Si Kant avait maintenu la définition classique du temps et de l’espace, ordre des coexistences et des successions, il n’aurait pas pu, ou du moins ça n’aurait eu aucun intérêt, il n’aurait pas pu critiquer Leibniz, car si je définis l’espace par l’ordre des coexistences et le temps par l’ordre des successions, il va de soi, alors que l’espace et le temps renvoient, en dernière instance, à ce qui se succède et à ce qui coexiste, c’est-à-dire à quelque chose qui est énonçable dans l’ordre du concept. Il n’y a plus de différence entre les différences spatio-temporelles et les différences conceptuelles.En effet l’ordre des successions reçoit sa raison d’être de ce qui se succède, l’ordre des coexistences reçoit sa raison d’être de ce qui coexiste. A ce moment-là c’est la différence conceptuelle qui est le dernier mot, sur toutes les différences.
Kant ne pouvait pas rompre avec les conceptions classiques, poussées par Leibniz à l’absolu, s’il ne nous proposait pas une autre conception de l’espace et du temps. Cette conception, c’est le plus insolite et le plus familier. Qu’est-ce que c’est que l’espace? L’espace, c’est une forme. Ça veut dire que ce n’est pas une substance et que ça ne renvoie pas à des substances. Quand je dis que l’espace c’est l’ordre des coexistences possibles, l’ordre des coexistences possibles s’explique en dernière instance par les choses qui coexistent. En d’autres termes, l’ordre spatial doit trouver sa raison dans l’ordre des choses qui remplissent l’espace. Lorsque Kant dit que l’espace est une forme, c’est-à-dire n’est pas une substance, ça veut dire qu’il ne renvoie pas aux choses qui le remplissent. C’est une forme qu’il faudrait définir comment? Il nous dit que c’est la forme de l’extériorité. C’est la forme sous laquelle nous arrive tout ce qui est extérieur à nous, d’accord ; mais ce n’est pas que cela: c’est aussi la forme sous laquelle arrive tout ce qui est extérieur à soi-même. Là il peut refaire un saut dans la tradition. La tradition avait toujours défini l’espace comme partes extra partes, une partie de l’espace est extérieure à une autre partie. Mais ce qui n’était qu’un caractère de l’espace, voilà que Kant le prend pour en faire l’essence de l’espace. L’espace est la forme d’extériorité, c’est-à-dire la forme sous laquelle nous arrive ce qui nous est extérieur, et arrive ce qui reste extérieur à soi-même. S’il n’y avait pas d’espace, il n’y aurait pas d’extériorité.
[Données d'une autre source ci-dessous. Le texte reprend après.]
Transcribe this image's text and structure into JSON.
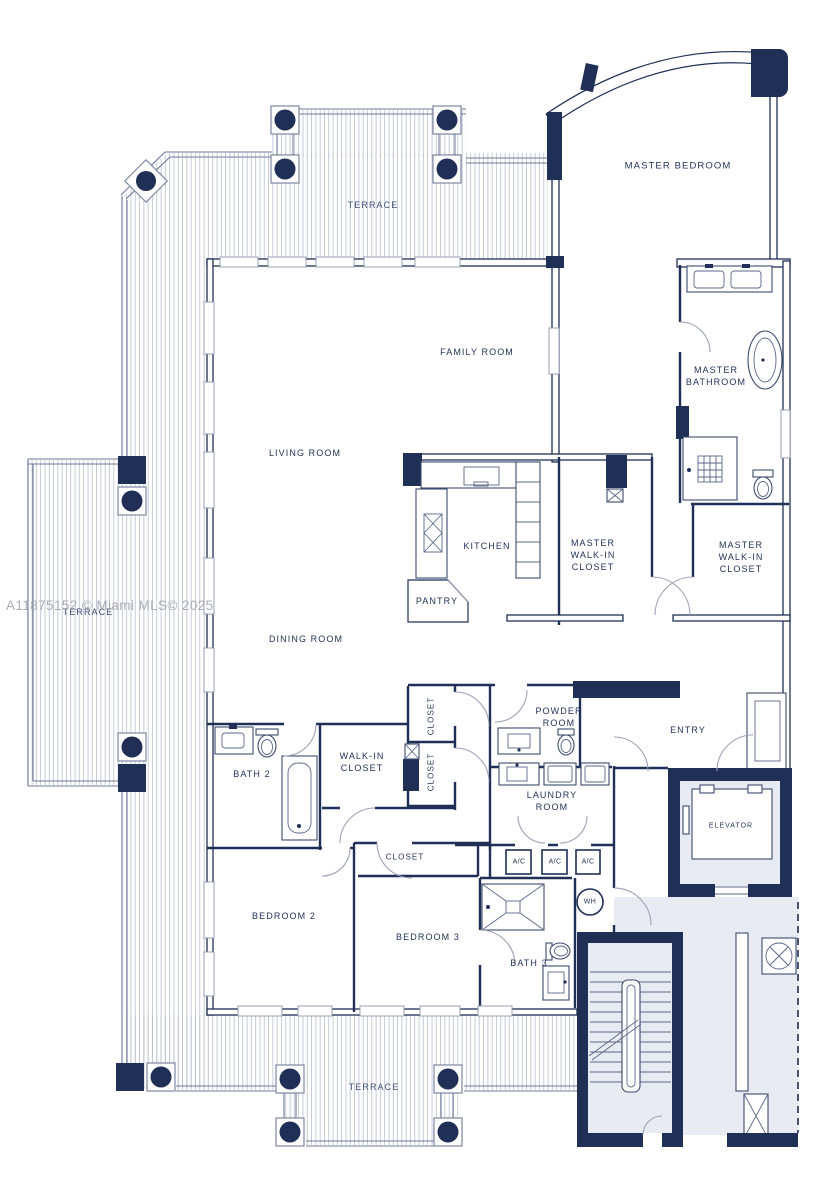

Sautons au temps. Kant va donner la définition symétrique, il nous assène le temps sera forme d’intériorité. Ça veut dire quoi? Premièrement, que c’est le forme de ce qu’il nous arrive d’intérieur, d’intérieur à nous. Mais ça ne veut pas dire que ça. Les choses sont dans le temps, ça implique qu’elles aient une intériorité. Le temps, c’est la manière dont la chose est intérieure à soi-même.
Si on saute et si on fait des rapprochements, bien plus tard il y aura des philosophies du temps, et, bien plus, le temps deviendra le problème principal de la philosophie. Pendant longtemps ça n’avait pas été comme ça. Si vous prenez la philosophie classique, bien sûr il y a des philosophes qui s’intéressent beaucoup au problème du temps, ils paraissent insolites. Pourquoi est-ce qu’on nous sort toujours les pages dites inoubliables de Saint-Augustin sur le temps? Le problème principal de la philosophie classique, c’est le problème de l’étendue, et notamment quel le rapport entre la pensée et l’étendue, une fois dit que la pensée, ce n’est pas de l’étendue.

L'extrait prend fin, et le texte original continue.